Goodbye, Simon Cowell.
We know that in about 15 short months, you will return to the airwaves with a nearly identical television show, one where you will offer your typically frank -- sometimes outrageously so! -- assessment of the musical abilities of the oft-talent-deficient, but this still feels like a profound loss. There is already a deep, suppurating hole in our heart, one that can never be plugged by any combination of Randy, Kara and Ellen, nor by imaginary percentages of appreciation running all the way up to the "eleventy million billion percent yes" level, nor by competitive scale-singing, nor by terrible puns about trains or bananas. That's just the way it is.
You were our everything. And now you are gone.
Thank you for the many seasons of amusing yourself by whispering evil spells into the ear of Paula Abdul, your television soulmate, which drove her clinically insane before an audience of 30 million people. Watching her eyes roll back into her skull as she issued forth nonsensical strings of words (meant to evoke a positive appraisal of a contestant's butchery of yet another out-of-reach Mariah Carey song) was always wildly entertaining, if sometimes distressing. To this day, Abdul believes that she is a magic butterfly who lives inside an enchanted music box made of angel bones.
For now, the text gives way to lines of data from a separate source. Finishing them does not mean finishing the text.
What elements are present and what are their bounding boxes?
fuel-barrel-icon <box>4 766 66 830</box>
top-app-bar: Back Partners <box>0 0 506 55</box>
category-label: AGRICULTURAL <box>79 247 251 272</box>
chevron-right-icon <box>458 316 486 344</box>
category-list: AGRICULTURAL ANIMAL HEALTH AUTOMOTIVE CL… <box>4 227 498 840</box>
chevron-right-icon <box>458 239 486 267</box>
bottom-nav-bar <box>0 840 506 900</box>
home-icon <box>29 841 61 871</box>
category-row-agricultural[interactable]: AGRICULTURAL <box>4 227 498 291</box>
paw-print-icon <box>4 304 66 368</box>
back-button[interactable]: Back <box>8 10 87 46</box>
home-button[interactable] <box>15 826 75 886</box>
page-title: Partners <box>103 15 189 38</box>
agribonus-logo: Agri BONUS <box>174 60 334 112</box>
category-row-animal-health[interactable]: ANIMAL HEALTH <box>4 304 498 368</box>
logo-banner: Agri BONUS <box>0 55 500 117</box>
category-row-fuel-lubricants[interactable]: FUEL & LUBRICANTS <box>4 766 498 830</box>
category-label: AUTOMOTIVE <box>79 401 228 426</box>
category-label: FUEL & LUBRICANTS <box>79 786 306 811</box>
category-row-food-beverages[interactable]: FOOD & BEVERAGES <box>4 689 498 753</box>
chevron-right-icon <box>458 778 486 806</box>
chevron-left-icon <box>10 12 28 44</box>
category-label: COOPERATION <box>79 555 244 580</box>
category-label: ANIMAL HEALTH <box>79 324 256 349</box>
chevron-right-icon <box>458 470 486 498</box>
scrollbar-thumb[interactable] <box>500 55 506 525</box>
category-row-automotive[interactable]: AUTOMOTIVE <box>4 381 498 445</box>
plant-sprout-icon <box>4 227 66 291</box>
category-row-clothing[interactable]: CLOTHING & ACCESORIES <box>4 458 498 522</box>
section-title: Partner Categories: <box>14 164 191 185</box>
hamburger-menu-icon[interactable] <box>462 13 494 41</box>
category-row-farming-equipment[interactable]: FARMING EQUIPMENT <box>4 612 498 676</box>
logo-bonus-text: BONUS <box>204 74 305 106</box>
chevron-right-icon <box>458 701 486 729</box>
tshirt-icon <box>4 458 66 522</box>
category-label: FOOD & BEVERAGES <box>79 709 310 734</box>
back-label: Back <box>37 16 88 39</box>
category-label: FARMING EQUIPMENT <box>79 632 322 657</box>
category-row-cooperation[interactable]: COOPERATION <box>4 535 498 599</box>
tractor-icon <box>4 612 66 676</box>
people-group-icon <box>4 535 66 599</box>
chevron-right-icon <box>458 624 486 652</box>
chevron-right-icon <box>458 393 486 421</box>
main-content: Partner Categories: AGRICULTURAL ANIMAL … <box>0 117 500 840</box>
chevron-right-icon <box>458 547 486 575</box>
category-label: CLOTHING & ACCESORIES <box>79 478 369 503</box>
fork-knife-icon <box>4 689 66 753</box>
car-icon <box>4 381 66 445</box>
And that is your delicious doing.
While we're on the subject, thank you for opening that music box and allowing her to flutter before you one last time to show us that she's doing just fine, thank you, and to provide the dose of sweet loopiness that was so sorely lacking this season. Hers was a quite moving, lucid performance, and one that did not end, as we feared it might when first she appeared on stage, with a fifteen-minute rendition of "Opposites Attract" finally curtailed by burly men wielding tasers and giant butterfly nets.
Thank you for the unflinching honesty in the face of deluded feel-goodism, as your withering appraisals following bizarre pats on the back from your fellow panelists confirmed that we, too, had heard sounds not unlike the drowning of a sack full of marmots where a rendition of "The Greatest Love of All" should have been, and that we were not, in fact, losing our damn minds.
Thank you for the sweaters, stretched taut over ballooning pecs yearning to free themselves from their cashmere prison. Oh, the sweaters! We will miss them so.